Он улыбается своему тогдашнему простодушию. Ее образ дремал где-то в глубине его души, он почти забыл о ней, а теперь все всплывает на поверхность в его воображении, отправляя его в даль прошлого, где еще неизвестно о двух выстрелах, которые прозвучат в тревожно примолкшем доме.
И она гоже ему улыбается, хотя, может быть, сама грустит по кому-то другому. Раньше он и мысли не допускал, что в этой улыбке может быть грусть. Зе Мигел касается фотографии рукой и замечает, что пальцы у него дрожат – чуть-чуть, самые кончики, он переворачивает руку, подносит к глазам, долго вглядывается в линии на ладони, по которым цыганки предсказывают ему любовь, деньги, линия жизни резко перечеркнута, что бы это значило? Но если он справится с этой опасностью, то проживет до восьмидесяти лет в окружении внуков.
При мысли о внуках ему становится горько: нелепое предположение. Никогда их у него не будет. Внезапно он чувствует себя очень одиноким, приоткрывает дверцу кабины, окликает сторожа. Сторож по прозвищу Рыбий Хвост, малорослый и старый, подбегает во всю прыть, размахивая руками, глядит на хозяина снизу в ожидании распоряжений. Зе Мигел хлопает его по плечу.
– Бензин залит?
– Бак полон, бак всегда полон, как вы приказывали, хозяин Зе. Хоть сейчас в путь.
Много лег они ездили вместе в этой самой кабине. Рыбий Хвост состоял при нем помощником, уже тогда было ясно, что ему в люди не выбиться: выпивоха, непокладист, без семьи и без царя в голове
– А помнишь то утро, когда мы возвращались из Испании и я заснул на повороте?
– Прах побери, еще бы не помнить.
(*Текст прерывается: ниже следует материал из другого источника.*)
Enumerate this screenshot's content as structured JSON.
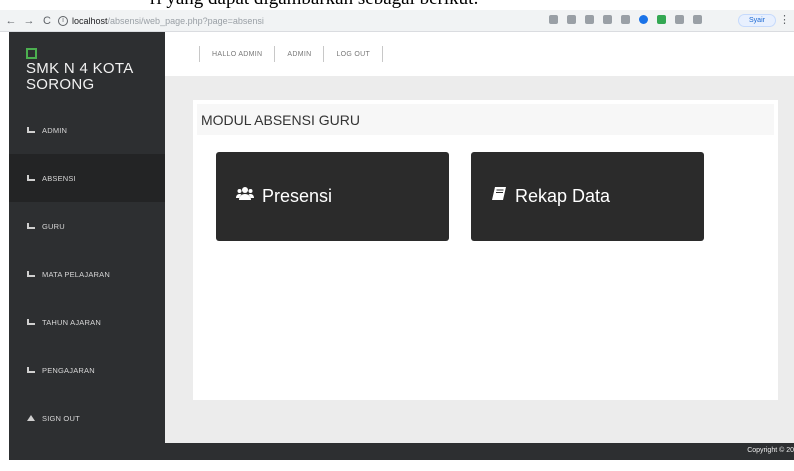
{
  "caption": "ri yang dapat digambarkan sebagai berikut:",
  "browser": {
    "back": "←",
    "forward": "→",
    "reload": "C",
    "url_host": "localhost",
    "url_path": "/absensi/web_page.php?page=absensi",
    "profile_label": "Syair"
  },
  "sidebar": {
    "brand": "SMK N 4 KOTA SORONG",
    "items": [
      {
        "label": "ADMIN"
      },
      {
        "label": "ABSENSI"
      },
      {
        "label": "GURU"
      },
      {
        "label": "MATA PELAJARAN"
      },
      {
        "label": "TAHUN AJARAN"
      },
      {
        "label": "PENGAJARAN"
      },
      {
        "label": "SIGN OUT"
      }
    ]
  },
  "topbar": {
    "greeting": "HALLO ADMIN",
    "user": "ADMIN",
    "logout": "LOG OUT"
  },
  "main": {
    "title": "MODUL ABSENSI GURU",
    "tiles": [
      {
        "label": "Presensi",
        "icon": "users-icon"
      },
      {
        "label": "Rekap Data",
        "icon": "book-icon"
      }
    ]
  },
  "footer": {
    "copyright": "Copyright © 20"
  },
  "colors": {
    "sidebar_bg": "#2d2f31",
    "tile_bg": "#2b2b2b",
    "content_bg": "#ececec",
    "brand_accent": "#4caf50"
  }
}
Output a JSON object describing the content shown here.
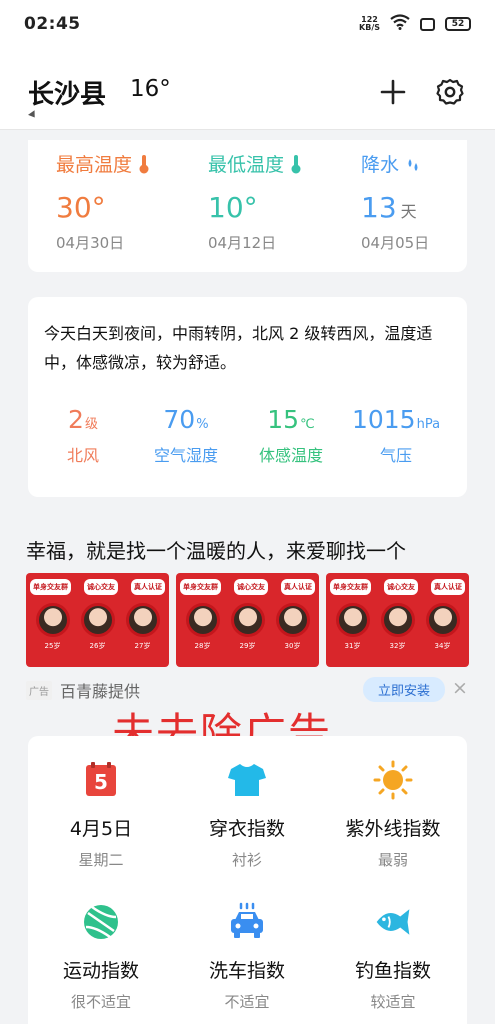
{
  "status": {
    "time": "02:45",
    "speed_value": "122",
    "speed_unit": "KB/S",
    "battery": "52"
  },
  "header": {
    "city": "长沙县",
    "temp": "16°"
  },
  "extremes": [
    {
      "title": "最高温度",
      "value": "30°",
      "unit": "",
      "date": "04月30日",
      "color": "#f07c3f"
    },
    {
      "title": "最低温度",
      "value": "10°",
      "unit": "",
      "date": "04月12日",
      "color": "#37c2aa"
    },
    {
      "title": "降水",
      "value": "13",
      "unit": "天",
      "date": "04月05日",
      "color": "#4a9cf0"
    }
  ],
  "summary": "今天白天到夜间，中雨转阴，北风 2 级转西风，温度适中，体感微凉，较为舒适。",
  "conditions": [
    {
      "value": "2",
      "unit": "级",
      "label": "北风",
      "color": "#f07c5a"
    },
    {
      "value": "70",
      "unit": "%",
      "label": "空气湿度",
      "color": "#4a9cf0"
    },
    {
      "value": "15",
      "unit": "℃",
      "label": "体感温度",
      "color": "#36c27e"
    },
    {
      "value": "1015",
      "unit": "hPa",
      "label": "气压",
      "color": "#4a9cf0"
    }
  ],
  "ad": {
    "title": "幸福，就是找一个温暖的人，来爱聊找一个",
    "tags": [
      "单身交友群",
      "诚心交友",
      "真人认证"
    ],
    "panels": [
      {
        "ages": [
          "25岁",
          "26岁",
          "27岁"
        ]
      },
      {
        "ages": [
          "28岁",
          "29岁",
          "30岁"
        ]
      },
      {
        "ages": [
          "31岁",
          "32岁",
          "34岁"
        ]
      }
    ],
    "badge": "广告",
    "source": "百青藤提供",
    "install": "立即安装",
    "close": "×"
  },
  "overlay": "未去除广告",
  "indices": [
    {
      "title": "4月5日",
      "sub": "星期二",
      "icon": "calendar-icon",
      "icon_text": "5"
    },
    {
      "title": "穿衣指数",
      "sub": "衬衫",
      "icon": "tshirt-icon"
    },
    {
      "title": "紫外线指数",
      "sub": "最弱",
      "icon": "sun-icon"
    },
    {
      "title": "运动指数",
      "sub": "很不适宜",
      "icon": "ball-icon"
    },
    {
      "title": "洗车指数",
      "sub": "不适宜",
      "icon": "car-wash-icon"
    },
    {
      "title": "钓鱼指数",
      "sub": "较适宜",
      "icon": "fish-icon"
    }
  ]
}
Такое, да не помнить!… У меня в глазах потемнело.
– Я почти тридцать часов глаз не смыкал, не выпускал из рук этой штуковины. Хорошее времечко, дружище, хорошее времечко!
– Ты всегда молодцом держался, черт возьми! Приятно было глядеть, как ты управляешься с баранкой.
– Эти нынешние парни живут припеваючи. Получают за сверхурочные и еще недовольны. Я от вдовы ни разу медяка лишнего не получил.
– Ты от нее получал кое-что получше, хозяин Зе! Вдова была баба, каких мало. Готовая и жить с тобой, и умереть. Любила тебя, как ни одна другая. Вот уж, должно быть, звонкая была гитара!
Зе Мигел с наслаждением слушает старого сотоварища. Угощает его сигаретой, оба курят.
– Женщин хватает…
– Не скажу про себя того же, хозяин Зе. У меня смолоду судьба не задалась. Всю жизнь одних только шлюх и имел.
– Ты всегда больше времени вину отдавал. На женщину время нужно потратить, все равно что на пашню либо на кобылу. Время и силы. Все хорошее времени требует.
– Что правда, то правда! Я всегда и во всем торопыгой был.
– Но в то утро ты спас мне жизнь. Ты только дотронулся до руля, и я проснулся. Похолодел, когда увидел обрыв – вот уж воистину костей не соберешь.
Зе Мигел поднимается в кабину, снимает пиджак, засучивает рукава. Рыбий Хвост засмеялся коротким смешком.
– Всегда ты водил с засученными рукавами. В самый лютый холод иначе за руль не садился.
– Так я себя надежнее чувствую.
Включает мотор, протирает куском замши ветровое стекло изнутри. Рыбий Хвост берет лейку, заботливо заливает воду в радиатор.
– Как видишь, все в боевой готовности.
– Ты двигатели любишь больше, чем самого себя. Всегда ты был верным помощником, старый товарищ.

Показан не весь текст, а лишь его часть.